NullPointerException when attempting to serialize an Avro GenericRecord containing an array
I’m trying to publish Avro (to Kafka) and get a NullPointerException
when trying to write an Avro object using BinaryEncoder
.
Here is a simplified stack trace:
java.lang.NullPointerException: null of array of com.mycode.DeeplyNestedObject of array of com.mycode.NestedObject of union of com.mycode.ParentObject
at org.apache.avro.generic.GenericDatumWriter.npe(GenericDatumWriter.java:132) ~[avro-1.8.1.jar:1.8.1]
at org.apache.avro.generic.GenericDatumWriter.writeWithoutConversion(GenericDatumWriter.java:126) ~[avro-1.8.1.jar:1.8.1]
at org.apache.avro.generic.GenericDatumWriter.write(GenericDatumWriter.java:73) ~[avro-1.8.1.jar:1.8.1]
at org.apache.avro.generic.GenericDatumWriter.write(GenericDatumWriter.java:60) ~[avro-1.8.1.jar:1.8.1]
at com.mycode.KafkaAvroPublisher.send(KafkaAvroPublisher.java:61) ~[classes/:na]
....
at org.apache.avro.generic.GenericDatumWriter.write(GenericDatumWriter.java:73) ~[avro-1.8.1.jar:1.8.1]
at org.apache.avro.generic.GenericDatumWriter.writeWithoutConversion(GenericDatumWriter.java:112) ~[avro-1.8.1.jar:1.8.1]
at org.apache.avro.specific.SpecificDatumWriter.writeField(SpecificDatumWriter.java:87) ~[avro-1.8.1.jar:1.8.1]
at org.apache.avro.generic.GenericDatumWriter.writeRecord(GenericDatumWriter.java:143) ~[avro-1.8.1.jar:1.8.1]
at org.apache.avro.generic.GenericDatumWriter.writeWithoutConversion(GenericDatumWriter.java:105) ~[avro-1.8.1.jar:1.8.1]
... 55 common frames omitted
This is the send method where the exception occurred in my code:
private static final EncoderFactory ENCODER_FACTORY = EncoderFactory.get();
private static final SpecificDatumWriter<ParentObject> PARENT_OBJECT_WRITER = new SpecificDatumWriter<>(ParentObject.SCHEMA$);
public void send(ParentObject parentObject) {
try {
ByteArrayOutputStream stream = new ByteArrayOutputStream();
binaryEncoder = ENCODER_FACTORY.binaryEncoder(stream, binaryEncoder);
PARENT_OBJECT_WRITER.write(parentObject, binaryEncoder); Exception HERE
binaryEncoder.flush();
producer.send(new ProducerRecord<>(topic, stream.toByteArray()));
} catch (IOException ioe) {
logger.debug("Problem publishing message to Kafka.", ioe);
}
}
In the schema, NestedObject
contains an array of DeeplyNestedObjects
. I’ve done enough debugging to see that NestedObject
actually contains an array of DeeplyNestedObjects
, or an empty array if it doesn’t exist.
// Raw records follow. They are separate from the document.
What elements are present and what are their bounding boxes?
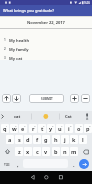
staticText: , — [17, 161, 19, 168]
button[interactable]: r — [29, 124, 37, 133]
staticText: x — [26, 148, 30, 155]
button[interactable]: m — [70, 147, 78, 156]
staticText: What brings you gratitude? — [3, 8, 55, 13]
button[interactable]: j — [61, 135, 69, 144]
staticText: My family — [9, 47, 29, 52]
button[interactable] — [12, 94, 21, 103]
button[interactable]: c — [33, 147, 41, 156]
staticText: . — [73, 161, 75, 168]
button[interactable]: . — [70, 159, 78, 169]
staticText: v — [44, 148, 48, 155]
button[interactable]: k — [70, 135, 78, 144]
staticText: d — [26, 136, 30, 143]
button[interactable]: h — [52, 135, 60, 144]
staticText: q — [3, 125, 7, 132]
staticText: ?123 — [4, 163, 10, 166]
button[interactable] — [80, 147, 92, 156]
button[interactable]: b — [52, 147, 60, 156]
staticText: November 22, 2017 — [27, 20, 65, 25]
staticText: 9 — [80, 124, 82, 127]
staticText: p — [86, 125, 90, 132]
staticText: r — [32, 125, 35, 132]
button[interactable]: d — [24, 135, 32, 144]
staticText: h — [54, 136, 58, 143]
button[interactable]: t — [38, 124, 46, 133]
staticText: 2 — [15, 124, 17, 127]
button[interactable]: f — [33, 135, 41, 144]
staticText: SUBMIT — [41, 97, 53, 101]
staticText: a — [8, 136, 12, 143]
button[interactable] — [1, 147, 13, 156]
staticText: 0 — [89, 124, 91, 127]
staticText: k — [72, 136, 76, 143]
button[interactable]: l — [79, 135, 87, 144]
button[interactable] — [28, 173, 37, 182]
staticText: 3 — [4, 56, 6, 60]
button[interactable]: q — [1, 124, 9, 133]
button[interactable] — [81, 94, 90, 103]
staticText: o — [77, 125, 81, 132]
staticText: 5 — [43, 124, 45, 127]
staticText: w — [12, 125, 17, 132]
staticText: e — [21, 125, 25, 132]
staticText: 1 — [6, 124, 8, 127]
button[interactable]: x — [24, 147, 32, 156]
staticText: b — [54, 148, 58, 155]
button[interactable]: w — [10, 124, 18, 133]
staticText: 9:26 — [84, 1, 90, 5]
button[interactable]: z — [15, 147, 23, 156]
staticText: l — [82, 136, 84, 143]
staticText: z — [18, 148, 21, 155]
button[interactable]: i — [65, 124, 73, 133]
staticText: 4 — [34, 124, 36, 127]
button[interactable] — [56, 173, 65, 182]
button[interactable]: 2 — [0, 45, 92, 53]
button[interactable]: SUBMIT — [29, 94, 64, 103]
button[interactable]: s — [15, 135, 23, 144]
button[interactable] — [70, 94, 79, 103]
button[interactable]: , — [14, 159, 22, 169]
button[interactable]: p — [84, 124, 92, 133]
button[interactable]: a — [6, 135, 14, 144]
staticText: 6 — [52, 124, 54, 127]
button[interactable]: cat — [14, 114, 21, 119]
staticText: n — [63, 148, 67, 155]
staticText: 1 — [4, 38, 6, 42]
button[interactable]: Cat — [65, 114, 72, 119]
button[interactable]: o — [75, 124, 83, 133]
button[interactable]: e — [19, 124, 27, 133]
staticText: My health — [9, 38, 30, 43]
staticText: My cat — [9, 56, 23, 61]
button[interactable] — [2, 94, 11, 103]
staticText: 8 — [70, 124, 72, 127]
button[interactable]: g — [42, 135, 50, 144]
button[interactable]: u — [56, 124, 64, 133]
staticText: g — [44, 136, 48, 143]
button[interactable]: v — [42, 147, 50, 156]
staticText: s — [18, 136, 21, 143]
staticText: u — [58, 125, 62, 132]
button[interactable]: 3 — [0, 54, 92, 62]
staticText: j — [64, 136, 66, 143]
staticText: t — [41, 125, 44, 132]
staticText: c — [36, 148, 39, 155]
staticText: y — [49, 125, 53, 132]
staticText: i — [68, 125, 70, 132]
staticText: f — [36, 136, 39, 143]
staticText: 7 — [61, 124, 63, 127]
button[interactable]: n — [61, 147, 69, 156]
button[interactable]: y — [47, 124, 55, 133]
staticText: m — [71, 148, 77, 155]
button[interactable] — [79, 159, 89, 169]
button[interactable]: ?123 — [1, 159, 13, 169]
button[interactable] — [42, 173, 51, 182]
staticText: 2 — [4, 47, 6, 51]
staticText: 3 — [24, 124, 26, 127]
button[interactable]: 1 — [0, 36, 92, 44]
This is the relevant part of the schema:
[ { "namespace": "com.mycode.avro"
, "type": "record"
, "name": "NestedObject"
, "fields":
[ { "name": "timestamp", "type": "long", "doc": "Instant in time (milliseconds since epoch)." }
, { "name": "objs", "type": { "type": "array", "items": "DeeplyNestedObject" }, "doc": "Elided." }
]
}
]
Solution
Avro’s stack trace is misleading. The problem may be deeper than the class indicated by the Exception
message.
When it says “null of array of com.mycode.DeeplyNestedObject of array of com.mycode.NestedObject of
union of com.mycode.ParentObject
“, it means that one of the fields is in DeeplyNestedObject
Should be an array
but found to be null
. (It makes perfect sense to misinterpret it as DeeplyNestedObject
being a null
inside NestedObject
.) )
You need to check the fields of DeeplyNestedObject
and find out which array
was not serialized correctly. The problem is most likely where the DeeplyNestedObject
was created. It will have a field of type array
that the serializer will not populate in all cases before calling the send method.